Cyanea koolauensis
- Conservation status: Critically Imperiled (NatureServe)

Scientific classification
- Kingdom: Plantae
- Clade: Tracheophytes
- Clade: Angiosperms
- Clade: Eudicots
- Clade: Asterids
- Order: Asterales
- Family: Campanulaceae
- Genus: Cyanea
- Species: C. koolauensis
- Binomial name: Cyanea koolauensis Lammers, Givnish & Sytsma
- Synonyms: Rollandia angustifolia

= Cyanea koolauensis =

- Genus: Cyanea
- Species: koolauensis
- Authority: Lammers, Givnish & Sytsma
- Conservation status: G1
- Synonyms: Rollandia angustifolia

Species of flowering plant

Cyanea koolauensis (formerly Rollandia angustifolia) is a rare species of flowering plant in the bellflower family known by the common names Palolo Valley rollandia and narrowleaf rollandia. It is native to Oahu, where it is known only from the Koʻolau Mountains. It is a federally listed endangered species. Like other Cyanea it is known as haha in Hawaiian.

This Hawaiian lobelioid is a shrub reaching 1 to 1.5 meters in height. It bears dark red flowers.
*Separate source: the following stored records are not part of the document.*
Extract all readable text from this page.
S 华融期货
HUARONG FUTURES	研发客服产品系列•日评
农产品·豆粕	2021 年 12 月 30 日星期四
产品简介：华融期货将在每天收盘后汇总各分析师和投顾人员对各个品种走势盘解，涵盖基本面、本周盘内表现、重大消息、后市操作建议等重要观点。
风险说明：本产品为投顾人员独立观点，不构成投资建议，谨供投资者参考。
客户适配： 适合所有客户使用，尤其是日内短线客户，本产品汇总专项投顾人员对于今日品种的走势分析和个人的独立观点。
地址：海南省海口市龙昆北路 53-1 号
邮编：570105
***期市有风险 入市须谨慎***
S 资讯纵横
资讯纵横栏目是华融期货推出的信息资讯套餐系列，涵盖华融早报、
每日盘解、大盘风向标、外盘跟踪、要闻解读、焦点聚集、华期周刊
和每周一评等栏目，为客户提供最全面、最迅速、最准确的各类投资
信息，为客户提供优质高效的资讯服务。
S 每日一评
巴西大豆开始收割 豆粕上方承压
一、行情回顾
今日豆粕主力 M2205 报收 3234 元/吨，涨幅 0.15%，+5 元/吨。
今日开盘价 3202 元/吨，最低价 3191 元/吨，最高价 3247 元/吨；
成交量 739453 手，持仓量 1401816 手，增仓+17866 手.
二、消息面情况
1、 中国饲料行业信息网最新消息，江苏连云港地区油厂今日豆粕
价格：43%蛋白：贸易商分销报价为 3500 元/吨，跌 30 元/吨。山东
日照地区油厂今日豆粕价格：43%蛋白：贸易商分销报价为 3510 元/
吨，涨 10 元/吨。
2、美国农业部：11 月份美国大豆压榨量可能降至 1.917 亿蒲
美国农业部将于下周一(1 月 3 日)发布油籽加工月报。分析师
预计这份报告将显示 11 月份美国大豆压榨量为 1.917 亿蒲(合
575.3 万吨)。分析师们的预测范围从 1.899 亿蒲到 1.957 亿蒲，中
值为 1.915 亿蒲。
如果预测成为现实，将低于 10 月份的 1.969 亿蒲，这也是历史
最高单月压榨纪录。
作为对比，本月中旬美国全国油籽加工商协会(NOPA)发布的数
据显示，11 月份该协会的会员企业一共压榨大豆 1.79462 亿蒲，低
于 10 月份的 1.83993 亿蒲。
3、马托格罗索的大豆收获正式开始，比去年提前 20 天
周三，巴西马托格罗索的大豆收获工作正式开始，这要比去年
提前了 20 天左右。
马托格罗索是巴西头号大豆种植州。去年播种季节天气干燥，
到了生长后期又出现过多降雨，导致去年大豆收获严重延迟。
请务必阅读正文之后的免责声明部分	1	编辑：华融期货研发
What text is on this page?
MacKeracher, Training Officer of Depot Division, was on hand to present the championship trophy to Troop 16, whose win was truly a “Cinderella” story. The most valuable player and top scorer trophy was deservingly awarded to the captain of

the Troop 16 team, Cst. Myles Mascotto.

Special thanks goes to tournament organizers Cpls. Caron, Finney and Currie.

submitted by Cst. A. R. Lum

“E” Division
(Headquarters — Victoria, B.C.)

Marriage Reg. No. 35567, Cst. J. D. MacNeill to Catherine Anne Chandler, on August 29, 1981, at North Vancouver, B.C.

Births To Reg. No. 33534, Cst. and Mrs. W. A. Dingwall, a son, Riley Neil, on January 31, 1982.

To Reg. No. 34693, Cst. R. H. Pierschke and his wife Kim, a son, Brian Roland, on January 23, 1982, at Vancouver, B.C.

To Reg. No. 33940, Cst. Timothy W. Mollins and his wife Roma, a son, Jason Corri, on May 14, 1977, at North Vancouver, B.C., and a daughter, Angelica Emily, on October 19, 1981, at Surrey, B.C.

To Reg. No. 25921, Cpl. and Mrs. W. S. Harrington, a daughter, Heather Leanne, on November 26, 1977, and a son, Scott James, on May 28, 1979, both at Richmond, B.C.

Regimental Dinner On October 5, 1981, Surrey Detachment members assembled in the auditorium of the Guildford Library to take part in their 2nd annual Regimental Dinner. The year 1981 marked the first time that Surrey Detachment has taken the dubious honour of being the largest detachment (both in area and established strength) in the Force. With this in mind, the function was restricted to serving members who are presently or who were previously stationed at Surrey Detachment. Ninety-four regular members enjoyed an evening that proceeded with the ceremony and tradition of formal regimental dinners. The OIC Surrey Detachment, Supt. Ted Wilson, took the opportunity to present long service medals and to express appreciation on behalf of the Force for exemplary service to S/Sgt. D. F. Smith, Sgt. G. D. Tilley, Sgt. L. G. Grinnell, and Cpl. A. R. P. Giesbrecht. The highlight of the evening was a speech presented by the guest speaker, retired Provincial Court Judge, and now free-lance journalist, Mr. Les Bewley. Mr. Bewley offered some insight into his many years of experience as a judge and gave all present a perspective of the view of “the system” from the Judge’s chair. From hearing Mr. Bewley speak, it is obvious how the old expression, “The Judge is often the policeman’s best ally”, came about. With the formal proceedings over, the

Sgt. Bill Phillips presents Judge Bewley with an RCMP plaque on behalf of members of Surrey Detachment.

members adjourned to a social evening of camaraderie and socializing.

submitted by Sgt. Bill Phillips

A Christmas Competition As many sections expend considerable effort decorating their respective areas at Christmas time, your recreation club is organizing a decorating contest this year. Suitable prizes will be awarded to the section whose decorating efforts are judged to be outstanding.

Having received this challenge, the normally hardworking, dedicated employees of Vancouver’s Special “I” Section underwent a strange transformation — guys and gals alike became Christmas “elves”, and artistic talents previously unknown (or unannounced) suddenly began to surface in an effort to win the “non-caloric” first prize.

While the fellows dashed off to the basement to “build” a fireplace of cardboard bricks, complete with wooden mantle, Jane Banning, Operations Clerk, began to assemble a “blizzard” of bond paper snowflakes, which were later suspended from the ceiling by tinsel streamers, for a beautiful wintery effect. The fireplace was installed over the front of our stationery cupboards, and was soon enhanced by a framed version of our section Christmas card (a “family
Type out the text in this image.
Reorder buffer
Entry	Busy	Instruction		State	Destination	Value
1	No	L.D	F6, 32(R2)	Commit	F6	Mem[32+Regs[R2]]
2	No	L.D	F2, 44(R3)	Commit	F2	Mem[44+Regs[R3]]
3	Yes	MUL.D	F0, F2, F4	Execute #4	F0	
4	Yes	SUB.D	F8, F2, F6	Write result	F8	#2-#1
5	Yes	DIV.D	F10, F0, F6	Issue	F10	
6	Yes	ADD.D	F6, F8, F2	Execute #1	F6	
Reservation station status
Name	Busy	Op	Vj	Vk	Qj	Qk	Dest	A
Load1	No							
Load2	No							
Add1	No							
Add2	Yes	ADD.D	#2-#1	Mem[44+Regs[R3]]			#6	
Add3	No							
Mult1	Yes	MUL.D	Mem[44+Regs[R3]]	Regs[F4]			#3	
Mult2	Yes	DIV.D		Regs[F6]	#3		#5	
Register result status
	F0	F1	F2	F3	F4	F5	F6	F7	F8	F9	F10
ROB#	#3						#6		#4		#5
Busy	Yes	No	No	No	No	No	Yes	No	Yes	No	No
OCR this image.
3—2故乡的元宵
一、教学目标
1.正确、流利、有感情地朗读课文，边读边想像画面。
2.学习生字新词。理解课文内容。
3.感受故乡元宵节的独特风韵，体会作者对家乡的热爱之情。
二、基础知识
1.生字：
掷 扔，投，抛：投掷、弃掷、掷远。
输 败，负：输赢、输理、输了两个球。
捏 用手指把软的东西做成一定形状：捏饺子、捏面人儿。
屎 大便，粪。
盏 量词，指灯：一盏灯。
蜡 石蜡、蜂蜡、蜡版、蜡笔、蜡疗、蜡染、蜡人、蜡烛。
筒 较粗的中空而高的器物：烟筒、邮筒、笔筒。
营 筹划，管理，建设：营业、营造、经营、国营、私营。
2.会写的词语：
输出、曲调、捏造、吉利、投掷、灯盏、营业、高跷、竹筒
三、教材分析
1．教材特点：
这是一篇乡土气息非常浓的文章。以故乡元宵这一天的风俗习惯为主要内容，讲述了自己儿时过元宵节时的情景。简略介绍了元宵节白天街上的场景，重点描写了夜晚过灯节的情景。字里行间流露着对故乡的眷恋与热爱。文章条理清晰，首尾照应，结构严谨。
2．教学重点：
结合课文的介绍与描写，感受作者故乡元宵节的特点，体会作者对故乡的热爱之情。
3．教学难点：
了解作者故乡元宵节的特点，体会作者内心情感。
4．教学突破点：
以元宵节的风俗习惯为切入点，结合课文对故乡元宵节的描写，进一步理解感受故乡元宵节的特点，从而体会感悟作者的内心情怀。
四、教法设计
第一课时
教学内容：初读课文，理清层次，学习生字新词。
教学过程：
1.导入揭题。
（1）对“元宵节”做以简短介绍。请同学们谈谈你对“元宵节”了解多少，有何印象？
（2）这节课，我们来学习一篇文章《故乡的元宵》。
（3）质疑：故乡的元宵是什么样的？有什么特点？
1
As of 2009 the plant was known from 10 small, scattered populations along the peaks of the Koʻolau Range, for a total of approximately 160 individual plants. Only one of these populations contains over 50 plants. Most of these populations are located on land used for military training operations. Threats to the species include trampling and fires associated with military activity, trampling by hikers, damage to the habitat caused by feral pigs, flooding, trail maintenance, and exotic plants such as Koster's curse (Clidemia hirta) and moho (Heliocarpus popayanensis).